Our network is represented at events and conferences throughout the year – from MakerFaires to tech conferences to global entrepreneurship events – with re:publica being our main annual event. With 60-80 members being part of the GIG@re:publica activities, we can host workshops and meetings at our large, centrally located GIG makerspace, as well as give panels and talks as part of the GIG conference track, the second-largest in 2016. We traditionally have our annual network meeting for three days following re:publica, because it is when most members are gathered at the same place, and it is where our network was born.
Various projects have emerged from the network or are carried out by GIG, including:
Bottom-up digital social innovations are on the rise, including in healthcare. Access to the Internet, open source information and digital tools empower citizens, including patients, caregivers and healthcare professionals, to improve the self-management of their disease or to develop aids that support them in coping with daily hindrances of physical limitations. Many grassroots solutions saw the light of day: open-source hand prosthetics, 3D-printed writing tools to help kids with physical limitations, add-ons for wheelchairs, and everything in between. However, these initiatives are still scattered.

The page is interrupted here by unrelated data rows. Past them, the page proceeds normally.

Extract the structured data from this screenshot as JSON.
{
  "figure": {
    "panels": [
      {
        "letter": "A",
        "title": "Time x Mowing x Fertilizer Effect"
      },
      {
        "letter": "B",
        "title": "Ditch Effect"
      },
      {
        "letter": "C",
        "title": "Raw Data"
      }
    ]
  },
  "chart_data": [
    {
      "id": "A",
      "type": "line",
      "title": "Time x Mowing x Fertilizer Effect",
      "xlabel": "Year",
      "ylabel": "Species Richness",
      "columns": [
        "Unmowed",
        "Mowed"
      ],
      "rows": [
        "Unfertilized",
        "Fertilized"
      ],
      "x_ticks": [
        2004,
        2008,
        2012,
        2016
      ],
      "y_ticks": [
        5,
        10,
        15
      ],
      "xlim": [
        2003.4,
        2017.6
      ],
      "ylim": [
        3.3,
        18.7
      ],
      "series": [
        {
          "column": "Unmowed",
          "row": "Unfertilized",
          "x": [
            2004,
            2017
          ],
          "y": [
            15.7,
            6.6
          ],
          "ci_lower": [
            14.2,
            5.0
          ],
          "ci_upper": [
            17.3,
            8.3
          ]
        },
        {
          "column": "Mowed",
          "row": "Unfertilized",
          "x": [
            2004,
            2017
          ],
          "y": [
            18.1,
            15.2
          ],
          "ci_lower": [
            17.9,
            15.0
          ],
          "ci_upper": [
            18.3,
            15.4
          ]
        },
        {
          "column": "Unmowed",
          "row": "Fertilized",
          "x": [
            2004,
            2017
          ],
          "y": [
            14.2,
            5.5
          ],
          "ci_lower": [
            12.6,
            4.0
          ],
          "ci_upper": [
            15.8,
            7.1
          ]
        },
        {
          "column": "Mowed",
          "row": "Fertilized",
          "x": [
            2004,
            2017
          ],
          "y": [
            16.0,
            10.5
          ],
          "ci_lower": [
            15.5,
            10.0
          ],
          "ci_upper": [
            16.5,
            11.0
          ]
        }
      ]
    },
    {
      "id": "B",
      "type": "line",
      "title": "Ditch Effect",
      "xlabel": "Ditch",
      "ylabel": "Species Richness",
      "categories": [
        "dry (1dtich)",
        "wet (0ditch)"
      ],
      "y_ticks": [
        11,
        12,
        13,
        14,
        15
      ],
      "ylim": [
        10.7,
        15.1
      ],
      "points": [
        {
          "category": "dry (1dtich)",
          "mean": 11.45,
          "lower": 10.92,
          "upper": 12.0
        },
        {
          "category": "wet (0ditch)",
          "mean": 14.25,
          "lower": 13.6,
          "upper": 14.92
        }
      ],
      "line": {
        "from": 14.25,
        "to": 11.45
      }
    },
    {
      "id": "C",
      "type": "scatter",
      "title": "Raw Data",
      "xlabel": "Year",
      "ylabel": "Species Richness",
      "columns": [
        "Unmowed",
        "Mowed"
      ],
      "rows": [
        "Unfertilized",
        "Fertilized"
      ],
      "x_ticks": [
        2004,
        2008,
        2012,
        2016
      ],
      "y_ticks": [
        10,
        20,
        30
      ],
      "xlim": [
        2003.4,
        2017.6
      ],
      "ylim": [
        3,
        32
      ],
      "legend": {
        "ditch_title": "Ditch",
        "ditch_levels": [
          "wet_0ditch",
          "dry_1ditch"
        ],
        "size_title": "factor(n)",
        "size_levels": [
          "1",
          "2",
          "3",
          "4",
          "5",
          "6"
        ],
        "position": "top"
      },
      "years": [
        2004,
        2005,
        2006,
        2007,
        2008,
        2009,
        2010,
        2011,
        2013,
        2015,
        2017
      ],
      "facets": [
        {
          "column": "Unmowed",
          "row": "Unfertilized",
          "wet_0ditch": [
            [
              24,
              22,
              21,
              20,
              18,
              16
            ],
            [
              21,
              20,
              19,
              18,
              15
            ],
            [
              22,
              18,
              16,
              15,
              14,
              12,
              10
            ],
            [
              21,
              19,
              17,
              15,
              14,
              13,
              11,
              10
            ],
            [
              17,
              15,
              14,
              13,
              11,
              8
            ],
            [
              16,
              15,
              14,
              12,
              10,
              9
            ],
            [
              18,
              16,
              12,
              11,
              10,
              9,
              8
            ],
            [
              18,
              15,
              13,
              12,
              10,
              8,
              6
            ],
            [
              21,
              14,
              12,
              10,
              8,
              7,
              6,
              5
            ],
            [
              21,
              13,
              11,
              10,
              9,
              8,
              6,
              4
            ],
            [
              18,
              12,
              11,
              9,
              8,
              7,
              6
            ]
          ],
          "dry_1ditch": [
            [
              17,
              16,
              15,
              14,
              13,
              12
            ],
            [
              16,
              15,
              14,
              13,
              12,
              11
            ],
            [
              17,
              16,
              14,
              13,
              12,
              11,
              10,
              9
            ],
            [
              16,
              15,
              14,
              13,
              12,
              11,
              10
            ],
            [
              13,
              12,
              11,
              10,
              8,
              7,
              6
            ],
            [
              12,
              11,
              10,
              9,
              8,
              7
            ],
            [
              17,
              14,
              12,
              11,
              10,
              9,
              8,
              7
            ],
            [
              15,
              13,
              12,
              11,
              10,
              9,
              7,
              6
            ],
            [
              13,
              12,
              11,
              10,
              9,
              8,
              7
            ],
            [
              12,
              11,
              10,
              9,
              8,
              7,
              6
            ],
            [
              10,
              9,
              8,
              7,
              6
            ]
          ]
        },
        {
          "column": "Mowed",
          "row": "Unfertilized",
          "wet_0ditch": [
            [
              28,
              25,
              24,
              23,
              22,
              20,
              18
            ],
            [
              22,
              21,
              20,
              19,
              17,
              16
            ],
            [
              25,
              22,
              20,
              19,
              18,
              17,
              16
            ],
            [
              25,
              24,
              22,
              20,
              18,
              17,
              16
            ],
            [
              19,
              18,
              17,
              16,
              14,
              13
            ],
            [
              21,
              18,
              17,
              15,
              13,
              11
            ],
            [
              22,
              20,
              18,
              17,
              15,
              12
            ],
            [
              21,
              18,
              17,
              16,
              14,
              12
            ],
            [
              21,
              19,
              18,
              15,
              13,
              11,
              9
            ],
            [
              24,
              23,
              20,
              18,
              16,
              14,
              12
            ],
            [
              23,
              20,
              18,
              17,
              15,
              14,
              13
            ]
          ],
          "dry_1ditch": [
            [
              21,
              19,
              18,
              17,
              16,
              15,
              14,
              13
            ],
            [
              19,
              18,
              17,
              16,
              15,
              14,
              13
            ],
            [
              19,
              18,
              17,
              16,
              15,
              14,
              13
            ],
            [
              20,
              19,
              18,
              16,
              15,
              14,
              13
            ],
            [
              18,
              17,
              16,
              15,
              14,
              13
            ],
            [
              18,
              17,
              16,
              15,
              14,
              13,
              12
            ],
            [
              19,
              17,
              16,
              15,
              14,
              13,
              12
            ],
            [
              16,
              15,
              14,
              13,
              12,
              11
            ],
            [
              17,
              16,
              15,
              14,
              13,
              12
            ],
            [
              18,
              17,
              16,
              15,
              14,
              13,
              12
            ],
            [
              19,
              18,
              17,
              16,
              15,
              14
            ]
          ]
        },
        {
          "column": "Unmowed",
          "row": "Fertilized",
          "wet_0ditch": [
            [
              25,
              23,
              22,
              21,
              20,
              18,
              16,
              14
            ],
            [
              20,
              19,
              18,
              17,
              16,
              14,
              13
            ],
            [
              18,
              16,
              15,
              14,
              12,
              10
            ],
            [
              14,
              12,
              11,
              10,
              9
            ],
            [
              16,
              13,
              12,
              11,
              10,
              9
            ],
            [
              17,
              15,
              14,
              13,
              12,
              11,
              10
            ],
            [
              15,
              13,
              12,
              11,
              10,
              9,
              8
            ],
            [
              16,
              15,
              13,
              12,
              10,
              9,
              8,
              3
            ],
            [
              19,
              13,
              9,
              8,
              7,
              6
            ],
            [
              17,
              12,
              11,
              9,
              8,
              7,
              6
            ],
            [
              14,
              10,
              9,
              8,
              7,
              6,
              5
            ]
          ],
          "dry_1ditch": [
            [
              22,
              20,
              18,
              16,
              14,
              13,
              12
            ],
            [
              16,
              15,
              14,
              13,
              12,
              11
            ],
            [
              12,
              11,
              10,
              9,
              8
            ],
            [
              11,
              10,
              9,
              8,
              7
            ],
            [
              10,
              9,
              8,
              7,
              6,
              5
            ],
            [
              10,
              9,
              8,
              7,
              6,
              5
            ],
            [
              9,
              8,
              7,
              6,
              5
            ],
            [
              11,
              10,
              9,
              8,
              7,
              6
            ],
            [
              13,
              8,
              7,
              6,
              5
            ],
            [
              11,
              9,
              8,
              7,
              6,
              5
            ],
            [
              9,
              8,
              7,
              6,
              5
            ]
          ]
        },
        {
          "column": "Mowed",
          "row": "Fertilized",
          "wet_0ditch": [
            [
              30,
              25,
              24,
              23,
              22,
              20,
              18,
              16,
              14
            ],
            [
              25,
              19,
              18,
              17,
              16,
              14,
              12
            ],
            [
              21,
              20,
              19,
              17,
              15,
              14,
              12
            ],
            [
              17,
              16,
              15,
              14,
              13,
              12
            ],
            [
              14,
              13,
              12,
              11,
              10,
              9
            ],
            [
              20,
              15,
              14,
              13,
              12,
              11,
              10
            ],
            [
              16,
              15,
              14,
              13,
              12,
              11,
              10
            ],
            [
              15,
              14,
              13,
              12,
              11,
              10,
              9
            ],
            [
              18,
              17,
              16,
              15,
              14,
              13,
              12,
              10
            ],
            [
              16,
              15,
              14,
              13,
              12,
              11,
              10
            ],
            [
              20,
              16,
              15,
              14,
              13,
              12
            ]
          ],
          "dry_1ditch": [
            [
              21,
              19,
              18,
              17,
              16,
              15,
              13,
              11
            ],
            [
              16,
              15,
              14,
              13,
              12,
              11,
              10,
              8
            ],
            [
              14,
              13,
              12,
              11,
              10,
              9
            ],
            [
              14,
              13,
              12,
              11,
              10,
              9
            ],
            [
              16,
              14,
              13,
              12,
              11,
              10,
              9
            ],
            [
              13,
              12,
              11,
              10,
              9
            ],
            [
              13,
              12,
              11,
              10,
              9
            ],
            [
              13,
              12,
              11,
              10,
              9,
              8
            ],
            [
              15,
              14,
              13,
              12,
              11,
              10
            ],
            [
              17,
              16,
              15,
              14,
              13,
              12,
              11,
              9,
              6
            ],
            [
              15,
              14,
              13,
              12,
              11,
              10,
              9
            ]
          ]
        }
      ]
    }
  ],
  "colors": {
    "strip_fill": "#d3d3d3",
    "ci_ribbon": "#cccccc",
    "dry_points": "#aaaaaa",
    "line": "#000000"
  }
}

The CoAct project aims to position and demonstrate citizen social science’s scientific relevance and social impact, which connotes a radically participatory approach where citizens are considered in-the-field experts and co-researchers. The other Research and Innovation (R&I) actions developed within the project will engage citizens, and local civil society groups sharing a social concern as co-researchers and place them at the centre of an open, inclusive and transparent Research and Innovation (R&I) cycle.
In Critical Making, we add scientific insights into the maker movement’s potential for critical, socially responsible making. We also show how these communities can offer new opportunities for young makers of all genders to contribute to an open society via open innovation. Thus, we study grassroots innovation processes in maker spaces, hackerspaces, fab labs and online spaces to relate them to RRI practices. More specifically, we search for and analyse existing innovation and co-design processes in these open spaces to discover how far they reflect or contradict RRI principles.
mAkE aims at developing decentralised production systems between African and European makerspaces, allowing a collaborative ecosystem with and for European and African hubs.
The #Labmobile is an itinerant space for learning, hacking, making, knowledge sharing and community building. It is a vehicle that connects people who would otherwise never have met.
In March 2019, Mozilla started its Reimagine Open project to revisit how Mozilla practices open to imagine better futures for our digital lives. Over 20,000 people from around 160 countries answered Mozilla’s survey, and four focus groups were hosted in Europe and North America. Several GIG members supported Mozilla‘s Reimagine Open project by hosting Focus Groups in their hubs in 2019.